Telephone: +81-49-2792766 Fax: +81-49-2712503

Received: May 29, 2015
Peer-review started: May 30, 2015
First decision: August 7, 2015
Revised: September 1, 2015
Accepted: September 29, 2015
Article in press: September 30, 2015
Published online: November 26, 2015
Processing time: 178 Days and 16.5 Hours

Abstract

Caldecrin was originally isolated from the pancreas as a factor that reduced serum calcium levels. This secreted serine protease has chymotrypsin-like activity and is also known as chymotrypsin C; it belongs to the elastase family. Although intravenous administration of caldecrin decreases the serum calcium concentration even when its protease activity is blocked, this effect does require cleavage of caldecrin’s pro-peptide by trypsin, converting it to the mature enzyme. Ectopic intramuscular expression of caldecrin prevented bone resorption in ovariectomized mice. Caldecrin inhibited parathyroid hormone-stimulated calcium release from fetal mouse long bone organ cultures. Furthermore, caldecrin suppressed the formation of osteoclasts from bone marrow cells by inhibiting the receptor activator of nuclear factor-κ B ligand (RANKL)-stimulated phospholipase Cγ-calcium oscillation-calcineurin-nuclear factor of activated T-cells, cytoplasmic 1 pathway. Caldecrin also suppressed the bone resorption activity of mature osteoclasts by preventing RANKL-stimulated Src activation, calcium entry, and actin ring formation. In vivo and in vitro studies have indicated that caldecrin is a unique multifunctional protease with anti-osteoclastogenic activities that are distinct from its protease activity. Caldecrin might be a potential therapeutic target for the treatment of osteolytic diseases such as osteoporosis and osteoarthritis. This mini-review describes caldecrin’s historical background and its mechanisms of action.
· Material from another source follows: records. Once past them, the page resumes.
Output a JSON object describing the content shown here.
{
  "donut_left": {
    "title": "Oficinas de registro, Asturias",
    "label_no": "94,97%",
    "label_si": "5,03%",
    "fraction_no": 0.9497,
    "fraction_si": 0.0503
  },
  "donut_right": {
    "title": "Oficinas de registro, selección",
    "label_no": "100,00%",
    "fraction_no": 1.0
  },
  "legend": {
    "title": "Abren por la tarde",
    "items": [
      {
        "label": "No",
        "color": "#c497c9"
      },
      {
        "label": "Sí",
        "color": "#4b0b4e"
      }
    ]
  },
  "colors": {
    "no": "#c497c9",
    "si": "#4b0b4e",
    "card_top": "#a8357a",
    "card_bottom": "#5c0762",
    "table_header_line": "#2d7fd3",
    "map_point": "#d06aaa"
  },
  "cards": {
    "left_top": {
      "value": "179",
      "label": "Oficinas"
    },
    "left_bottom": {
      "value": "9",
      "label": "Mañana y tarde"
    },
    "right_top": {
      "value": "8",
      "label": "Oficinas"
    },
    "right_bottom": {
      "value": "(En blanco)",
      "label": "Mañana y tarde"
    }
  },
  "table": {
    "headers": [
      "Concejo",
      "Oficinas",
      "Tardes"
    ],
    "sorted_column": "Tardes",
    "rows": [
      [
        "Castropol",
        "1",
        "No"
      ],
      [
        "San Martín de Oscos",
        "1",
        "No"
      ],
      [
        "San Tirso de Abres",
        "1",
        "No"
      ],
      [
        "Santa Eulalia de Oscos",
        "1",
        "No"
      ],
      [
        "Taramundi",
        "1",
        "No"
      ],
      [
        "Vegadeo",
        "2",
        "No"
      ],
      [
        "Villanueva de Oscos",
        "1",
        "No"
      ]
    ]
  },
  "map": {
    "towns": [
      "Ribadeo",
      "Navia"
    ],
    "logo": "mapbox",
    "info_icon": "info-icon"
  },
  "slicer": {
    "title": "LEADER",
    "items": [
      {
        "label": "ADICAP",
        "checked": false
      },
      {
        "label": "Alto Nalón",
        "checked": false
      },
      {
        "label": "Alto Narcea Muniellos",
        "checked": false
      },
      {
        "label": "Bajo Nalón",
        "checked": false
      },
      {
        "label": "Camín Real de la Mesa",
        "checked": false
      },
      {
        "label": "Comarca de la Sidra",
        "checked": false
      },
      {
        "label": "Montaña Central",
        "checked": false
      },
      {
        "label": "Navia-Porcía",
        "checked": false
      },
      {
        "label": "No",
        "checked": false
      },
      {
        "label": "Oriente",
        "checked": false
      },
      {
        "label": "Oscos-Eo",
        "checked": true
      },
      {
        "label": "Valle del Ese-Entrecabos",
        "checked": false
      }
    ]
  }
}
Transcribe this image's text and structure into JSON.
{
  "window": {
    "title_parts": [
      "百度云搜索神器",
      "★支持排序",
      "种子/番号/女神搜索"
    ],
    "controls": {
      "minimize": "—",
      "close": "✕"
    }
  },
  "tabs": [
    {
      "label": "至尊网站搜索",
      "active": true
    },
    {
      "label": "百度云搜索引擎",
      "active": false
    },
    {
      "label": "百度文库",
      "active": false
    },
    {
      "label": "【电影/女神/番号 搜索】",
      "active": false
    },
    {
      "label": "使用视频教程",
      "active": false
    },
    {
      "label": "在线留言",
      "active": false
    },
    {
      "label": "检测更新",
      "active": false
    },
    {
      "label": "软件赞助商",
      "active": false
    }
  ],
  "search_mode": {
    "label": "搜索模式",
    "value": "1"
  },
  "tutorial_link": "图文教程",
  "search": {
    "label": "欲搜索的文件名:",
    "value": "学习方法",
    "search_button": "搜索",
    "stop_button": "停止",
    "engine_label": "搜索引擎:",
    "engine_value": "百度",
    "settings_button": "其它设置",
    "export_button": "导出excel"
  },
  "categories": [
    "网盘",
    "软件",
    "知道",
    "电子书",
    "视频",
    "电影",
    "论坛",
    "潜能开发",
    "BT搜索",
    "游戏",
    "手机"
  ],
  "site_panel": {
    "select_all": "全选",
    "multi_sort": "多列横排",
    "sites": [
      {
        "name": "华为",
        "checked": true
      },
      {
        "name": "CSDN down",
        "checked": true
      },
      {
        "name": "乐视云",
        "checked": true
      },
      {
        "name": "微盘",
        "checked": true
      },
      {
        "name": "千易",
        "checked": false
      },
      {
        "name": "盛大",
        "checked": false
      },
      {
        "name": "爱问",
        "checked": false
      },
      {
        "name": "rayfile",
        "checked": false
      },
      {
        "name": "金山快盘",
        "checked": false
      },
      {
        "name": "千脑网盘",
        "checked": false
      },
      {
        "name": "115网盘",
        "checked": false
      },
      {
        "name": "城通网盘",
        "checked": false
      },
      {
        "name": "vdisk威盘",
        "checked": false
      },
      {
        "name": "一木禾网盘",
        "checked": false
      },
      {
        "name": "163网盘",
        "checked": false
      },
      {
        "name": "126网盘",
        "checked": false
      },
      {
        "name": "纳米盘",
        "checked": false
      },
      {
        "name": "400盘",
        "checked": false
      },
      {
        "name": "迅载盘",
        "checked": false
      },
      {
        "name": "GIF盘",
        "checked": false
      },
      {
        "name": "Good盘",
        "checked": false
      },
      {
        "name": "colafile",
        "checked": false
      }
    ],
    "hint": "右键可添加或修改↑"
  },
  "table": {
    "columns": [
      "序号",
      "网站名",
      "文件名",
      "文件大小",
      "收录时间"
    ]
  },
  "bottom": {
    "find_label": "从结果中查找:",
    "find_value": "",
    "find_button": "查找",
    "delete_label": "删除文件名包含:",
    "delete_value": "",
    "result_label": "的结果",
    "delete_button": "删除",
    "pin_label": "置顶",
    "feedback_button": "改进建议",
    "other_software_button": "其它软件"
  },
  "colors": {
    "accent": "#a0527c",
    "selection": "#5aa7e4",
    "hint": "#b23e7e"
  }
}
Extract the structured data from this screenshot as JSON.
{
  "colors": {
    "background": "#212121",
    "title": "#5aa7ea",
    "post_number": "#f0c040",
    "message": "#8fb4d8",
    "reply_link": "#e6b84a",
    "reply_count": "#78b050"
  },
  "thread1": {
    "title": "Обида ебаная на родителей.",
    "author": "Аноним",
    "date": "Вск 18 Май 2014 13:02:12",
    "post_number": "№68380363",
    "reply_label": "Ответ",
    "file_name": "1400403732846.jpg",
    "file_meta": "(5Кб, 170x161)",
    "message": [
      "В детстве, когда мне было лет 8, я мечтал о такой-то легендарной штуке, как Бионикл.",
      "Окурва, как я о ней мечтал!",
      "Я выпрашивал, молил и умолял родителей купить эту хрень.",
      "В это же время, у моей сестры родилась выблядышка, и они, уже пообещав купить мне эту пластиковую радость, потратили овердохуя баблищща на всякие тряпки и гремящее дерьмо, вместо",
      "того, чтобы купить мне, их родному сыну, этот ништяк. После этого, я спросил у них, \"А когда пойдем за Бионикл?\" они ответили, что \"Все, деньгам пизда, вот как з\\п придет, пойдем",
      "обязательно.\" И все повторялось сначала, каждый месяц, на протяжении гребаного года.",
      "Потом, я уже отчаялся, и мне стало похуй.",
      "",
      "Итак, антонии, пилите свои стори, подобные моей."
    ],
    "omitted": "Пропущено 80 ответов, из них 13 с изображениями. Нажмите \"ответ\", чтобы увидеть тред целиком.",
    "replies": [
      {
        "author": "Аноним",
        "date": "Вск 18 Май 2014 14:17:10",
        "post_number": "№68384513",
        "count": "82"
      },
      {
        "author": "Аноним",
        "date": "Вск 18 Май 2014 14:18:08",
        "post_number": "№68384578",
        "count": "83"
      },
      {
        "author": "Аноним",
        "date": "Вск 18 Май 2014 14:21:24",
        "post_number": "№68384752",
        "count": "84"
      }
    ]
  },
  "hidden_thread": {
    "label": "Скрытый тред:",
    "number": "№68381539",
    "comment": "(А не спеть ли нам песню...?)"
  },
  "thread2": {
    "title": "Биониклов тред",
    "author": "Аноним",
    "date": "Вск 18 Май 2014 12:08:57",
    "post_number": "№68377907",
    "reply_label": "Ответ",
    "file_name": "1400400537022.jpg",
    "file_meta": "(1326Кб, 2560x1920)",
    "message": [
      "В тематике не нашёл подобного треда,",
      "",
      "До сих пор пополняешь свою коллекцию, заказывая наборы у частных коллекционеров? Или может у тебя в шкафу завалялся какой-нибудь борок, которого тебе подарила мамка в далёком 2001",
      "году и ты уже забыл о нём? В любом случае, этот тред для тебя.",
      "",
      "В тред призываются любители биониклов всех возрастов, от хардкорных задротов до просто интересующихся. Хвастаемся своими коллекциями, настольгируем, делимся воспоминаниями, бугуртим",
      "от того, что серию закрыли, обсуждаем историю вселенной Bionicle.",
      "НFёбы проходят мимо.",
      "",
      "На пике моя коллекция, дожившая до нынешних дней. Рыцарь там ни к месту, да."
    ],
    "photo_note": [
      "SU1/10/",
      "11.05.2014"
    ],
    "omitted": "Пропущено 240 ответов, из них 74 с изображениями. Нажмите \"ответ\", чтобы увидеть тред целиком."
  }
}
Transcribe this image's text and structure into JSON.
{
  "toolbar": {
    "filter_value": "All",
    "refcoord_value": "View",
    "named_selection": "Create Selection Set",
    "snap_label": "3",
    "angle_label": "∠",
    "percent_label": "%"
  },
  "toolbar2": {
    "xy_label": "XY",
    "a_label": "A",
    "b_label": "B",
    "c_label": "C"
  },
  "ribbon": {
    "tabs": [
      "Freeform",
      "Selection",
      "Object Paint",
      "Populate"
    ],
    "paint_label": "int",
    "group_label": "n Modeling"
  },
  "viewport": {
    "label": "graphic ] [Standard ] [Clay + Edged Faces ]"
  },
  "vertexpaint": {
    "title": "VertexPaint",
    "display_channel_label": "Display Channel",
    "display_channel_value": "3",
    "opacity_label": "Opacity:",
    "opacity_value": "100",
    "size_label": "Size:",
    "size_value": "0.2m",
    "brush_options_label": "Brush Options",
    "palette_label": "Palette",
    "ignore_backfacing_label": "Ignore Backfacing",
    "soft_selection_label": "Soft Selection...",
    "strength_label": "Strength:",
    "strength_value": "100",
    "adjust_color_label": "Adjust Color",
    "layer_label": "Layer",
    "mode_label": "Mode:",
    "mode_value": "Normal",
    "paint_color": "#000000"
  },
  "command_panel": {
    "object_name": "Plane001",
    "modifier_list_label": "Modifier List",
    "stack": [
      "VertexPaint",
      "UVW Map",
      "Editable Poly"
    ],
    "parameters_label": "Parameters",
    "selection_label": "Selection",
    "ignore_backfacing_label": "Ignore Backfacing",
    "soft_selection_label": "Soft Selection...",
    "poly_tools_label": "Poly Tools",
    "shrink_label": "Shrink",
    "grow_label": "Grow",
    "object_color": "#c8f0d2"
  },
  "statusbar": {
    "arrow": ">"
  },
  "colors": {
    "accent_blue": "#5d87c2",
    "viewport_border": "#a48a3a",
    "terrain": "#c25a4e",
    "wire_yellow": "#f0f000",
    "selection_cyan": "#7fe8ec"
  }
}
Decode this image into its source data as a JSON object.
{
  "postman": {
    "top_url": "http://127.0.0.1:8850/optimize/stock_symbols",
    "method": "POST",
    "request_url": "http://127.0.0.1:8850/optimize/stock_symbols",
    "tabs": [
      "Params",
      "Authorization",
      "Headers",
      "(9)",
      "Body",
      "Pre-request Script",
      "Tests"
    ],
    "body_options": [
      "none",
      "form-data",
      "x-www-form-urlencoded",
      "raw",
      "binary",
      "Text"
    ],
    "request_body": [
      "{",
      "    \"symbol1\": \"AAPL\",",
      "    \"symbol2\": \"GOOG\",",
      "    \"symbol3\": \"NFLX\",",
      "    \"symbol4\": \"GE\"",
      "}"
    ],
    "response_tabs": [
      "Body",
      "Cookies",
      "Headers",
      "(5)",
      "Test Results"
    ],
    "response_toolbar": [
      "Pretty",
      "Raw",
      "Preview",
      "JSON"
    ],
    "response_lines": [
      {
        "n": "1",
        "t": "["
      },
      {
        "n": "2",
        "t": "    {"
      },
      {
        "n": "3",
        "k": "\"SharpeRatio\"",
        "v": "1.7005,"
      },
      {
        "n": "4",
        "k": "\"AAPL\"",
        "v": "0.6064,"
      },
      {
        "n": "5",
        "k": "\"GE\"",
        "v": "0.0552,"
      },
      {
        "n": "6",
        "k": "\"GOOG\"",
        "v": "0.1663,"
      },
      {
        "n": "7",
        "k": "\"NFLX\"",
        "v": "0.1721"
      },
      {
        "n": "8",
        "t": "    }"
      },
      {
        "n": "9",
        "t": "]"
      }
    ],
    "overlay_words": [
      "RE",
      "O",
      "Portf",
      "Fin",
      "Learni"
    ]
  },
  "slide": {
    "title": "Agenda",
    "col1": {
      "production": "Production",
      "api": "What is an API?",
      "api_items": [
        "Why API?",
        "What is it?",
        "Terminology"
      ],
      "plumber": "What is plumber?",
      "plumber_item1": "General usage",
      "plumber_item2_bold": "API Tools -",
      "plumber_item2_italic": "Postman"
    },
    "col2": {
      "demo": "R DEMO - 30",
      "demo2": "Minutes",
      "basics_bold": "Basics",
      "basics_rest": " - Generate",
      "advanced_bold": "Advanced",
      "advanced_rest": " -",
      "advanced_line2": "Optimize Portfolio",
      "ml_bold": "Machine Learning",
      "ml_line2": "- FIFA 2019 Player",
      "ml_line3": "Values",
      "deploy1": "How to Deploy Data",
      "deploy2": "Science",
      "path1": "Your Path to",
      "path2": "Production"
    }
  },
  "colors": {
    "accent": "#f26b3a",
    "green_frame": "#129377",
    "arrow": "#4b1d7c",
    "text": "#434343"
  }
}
Keywords: Serine protease; Osteoclasts; Hypocalcemia; Chymotrypsin; Bone resorption; Calcium signaling

Core tip: Caldecrin (also known as chymotrypsin C) reduces serum calcium levels. This activity is distinct from its protease activity but also requires trypsin-mediated cleavage of the pro-peptide, converting caldecrin to its active form. Ectopic intramuscular expression of caldecrin prevented bone resorption in ovariectomized mice. Caldecrin inhibited parathyroid hormone-stimulated calcium release from fetal mouse long bones. Furthermore, caldecrin suppressed receptor activator of nuclear factor-kappa B ligand-induced activation of intracellular calcium signaling, thereby reducing osteoclast formation and bone resorption. Caldecrin is a unique multifunctional protease that possesses anti-osteoclastogenic activity, resulting in reduced serum calcium levels.